Em 1986, não havia o Parque da Cidade (1993) o Museu de Serralves (1999), o teatro Municipal do Rivoli (1996), a Casa da Música (2005), o Estádio do Dragão (2003), a ponte do Freixo (1995) ou a de S. João (1991), e Fernando Gomes ergueu a voz da cidade e do Norte para concretizar uma “visão de futuro”, sobretudo quando foi preciso dar o peito às balas pelo projeto do metro, que todos diziam ser impossível sair do papel.

Para Orlando Gaspar, presidente da concelhia do PS/Porto durante 15 anos (até 2003) e vereador de Gomes, tratou-se de “um período áureo para a cidade e para a região”, uma “autêntica revolução” que deixou a cidade “no mapa”.

O metro do Porto foi, para Gaspar, a “grande obra pública no país” e uma prova da “coragem, tenacidade e amor à região” de Fernando Gomes.

“Conciliava vontades, fazia pontes. A política também é uma arte, de sedução e de negociação”, resume.

Fernando Gomes, por sua vez, destaca as vantagens de ter sido simultaneamente autarca e deputado europeu (Portugal entrou na Comunidade Económica Europeia em 1986).

“Tinha os meus contactos ao nível da Comissão Europeia, tinha o meu lóbi montado para conseguir algumas coisas que ainda não estavam tão partilhadas como hoje. Havia o pacote Delors dos fundos comunitários, que foi a primeira cornucópia de dinheiro para os países menos desenvolvidos”, recorda.

O metro foi fruto desse lóbi, assume o ex-autarca, sem esquecer a “total e absoluta hostilidade do Governo” de Cavaco Silva em relação ao projeto.

A Junta Metropolitana do Porto aprovou os estatutos da empresa gestora da construção do metro em 1993 e a primeira das atuais seis linhas foi inaugurada em 2002.

Também a VCI “revolucionou muito a dimensão do Porto”, ligando o concelho a territórios onde antes “era difícil chegar” e dotando-o de “articulação intermunicipal”, recorda Rio Fernandes.

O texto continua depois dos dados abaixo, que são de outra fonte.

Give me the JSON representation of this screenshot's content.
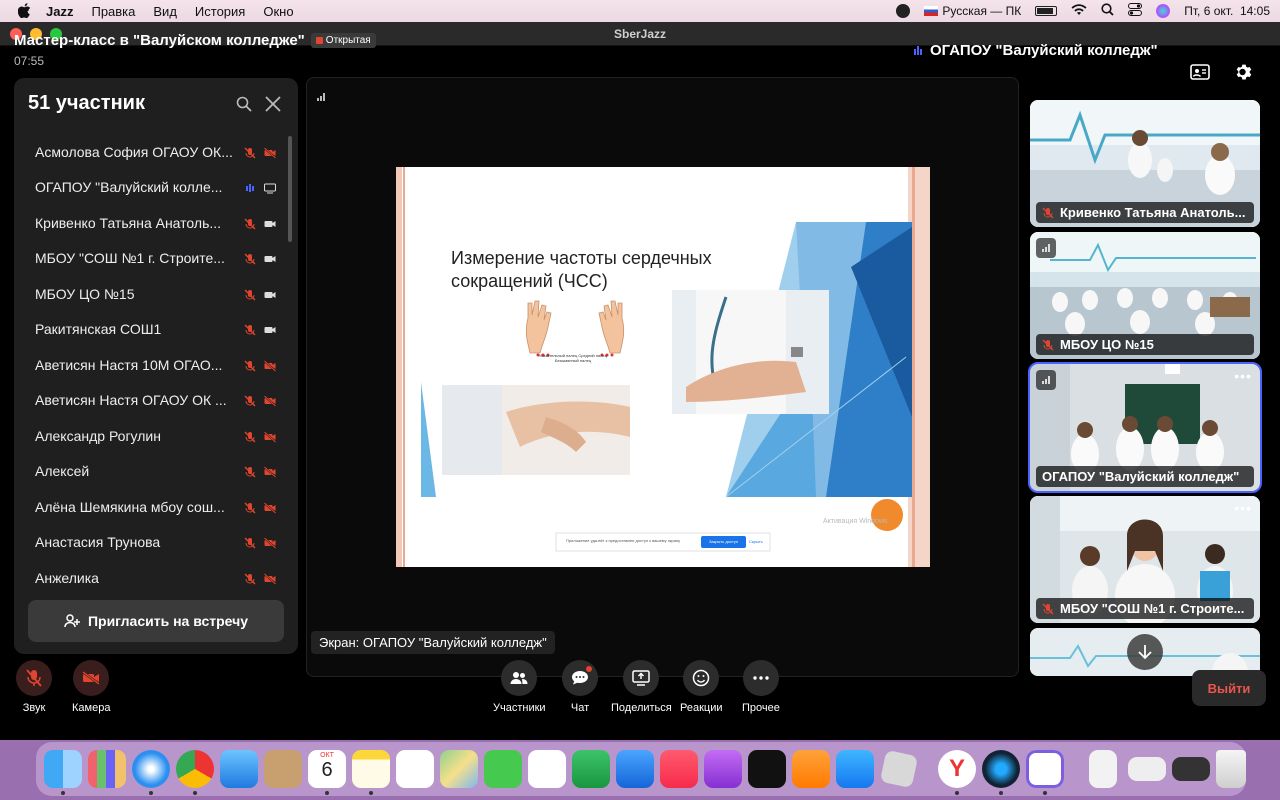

A maior parte das obras da VCI decorreu entre 1992 e 1995 e obrigou a um avultado investimento municipal em túneis e ligações à rodovia. Gomes chegou a anunciar para 1993 um investimento municipal em obras e melhoramentos de infraestruturas viárias de mais de 100 milhões de euros.

Relativamente ao Porto Património Mundial (distinção atribuída ao centro histórico pela Unesco em 1996), o geógrafo considera que “contribuiu para a divulgação da cidade e da marca Porto, associada ao vinho e ao desporto”, uma área em que a cidade começou a projetar-se internacionalmente com a vitória do Futebol Clube do Porto na final da Taça dos Campeões Europeus de 1987, já com Pinto da Costa na presidência do clube.

Depois, “com as obras de requalificação urbana da Porto 2001, a Baixa recuperou a centralidade”, nota Rio Fernandes.

“Os passeios largos, o estacionamento regulado, as ruas com árvores, tudo isso teve um efeito notável no conforto do espaço público. A atual noite do Porto e o uso da cidade de forma mais prolongada foi fruto deste reganhar do centro, que talvez seja a maior transformação do Porto nos últimos tempos”, observa.

Manuela de Melo, vereadora da Cultura de Fernando Gomes, recorda que a intenção da Capital da Cultura “era marcar o início do século e do milénio, rasgando o marasmo da cidade e lançando-a num futuro mais radioso”.

“Claro que a ideia só tinha pés para andar se o presidente da Câmara abraçasse a ideia. Foram anos absolutamente fascinantes. Fernando Gomes tinha uma visão de futuro e modernidade muito grande e imbuía a equipa desse espírito”, salienta.

Manuel Maria Carrilho, então ministro da Cultura, foi outro dos mentores da classificação. Em declarações à Lusa, considera que o evento “representou um grande salto do Porto”.

“Pretendia-se o lançamento do Porto como a segunda grande cidade de cultura em termos europeus e penso que há boas raízes no Porto para se fazerem muitas coisas”, sublinha.